Cada uno de nosotros tiene el deber imperativo de ser protagonista de su propia vida. Ser el que decide el rumbo, toma decisiones y se responsabiliza por ellas. Ser el que vive su vida y vivirla con intensidad.
Sin embargo, en ocasiones nos encontramos seres que no pueden lograr esto en sus vidas y entonces con su protagonismo sin freno y el querer estar constantemente siendo el centro de atención le restan valor a los sueños de otros. Le deslucen su momento, simplemente porque consciente o inconscientemente no pueden bregar con el hecho de que los demás tengan un momento para ellos; con el que los demás sean exitosos y brillen aunque sea por un instante. Y no me refiero a la envidia esa fea que se ve a leguas, sino a aquellos que lo hacen con sutileza y hasta “por amor” y hasta dicen no darse cuenta que le “amargaron” el momento al otro.
Padres, madres, hermanos y parejas que en el momento cumbre de su ser amado se inventan lo peor, el problema más grande, la discusión más perra y entienden que el momento de gloria de su ser querido puede ser pasado por alto por X o Y cosa. Gente, eso está mal. Nadie que usted ame merece eso.
Hay familias que perpetúan esto por una eternidad. Ninguno de los hijos ha podido pasar un día de éxito tranquilo y sin preocupación porque siempre hay otra cosa que es más importante o eso ya pasó. Después usted ve a ese niño o joven convertirse en un adulto haciendo lo mismo o tratando de no hacerlo porque el dolor que le causaron fue tan grande que no quiere bajo ningún concepto que le pase igual. Criamos seres castrados emocionalmente porque no los dejamos ni alegrarse de sus propios logros ni los reconocemos por los mismos.

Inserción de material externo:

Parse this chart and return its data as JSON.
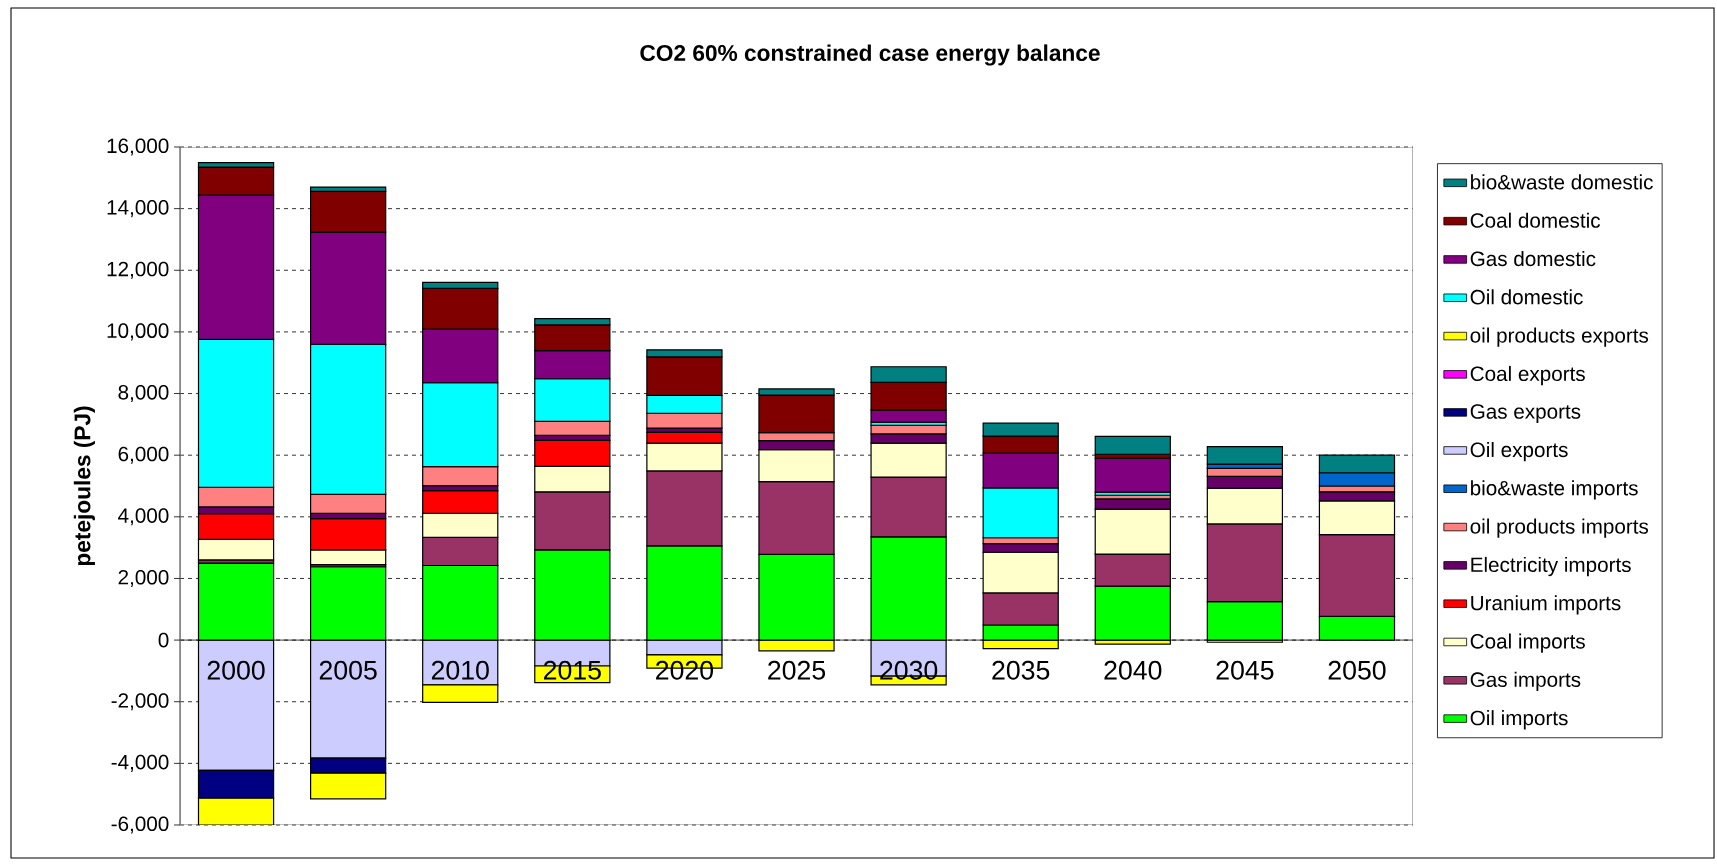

Mire, cuando una persona que usted ama logra algo que se propuso, el cielo y la tierra se detienen y celebran. Véalo así. Celebre el éxito del otro. Alégrese! Su turno va a llegar y le aseguro que él/ella estará ahí para aplaudirle sus pequeños o grandes logros. Celebrar los triunfos de aquellos a quienes amamos es conectar.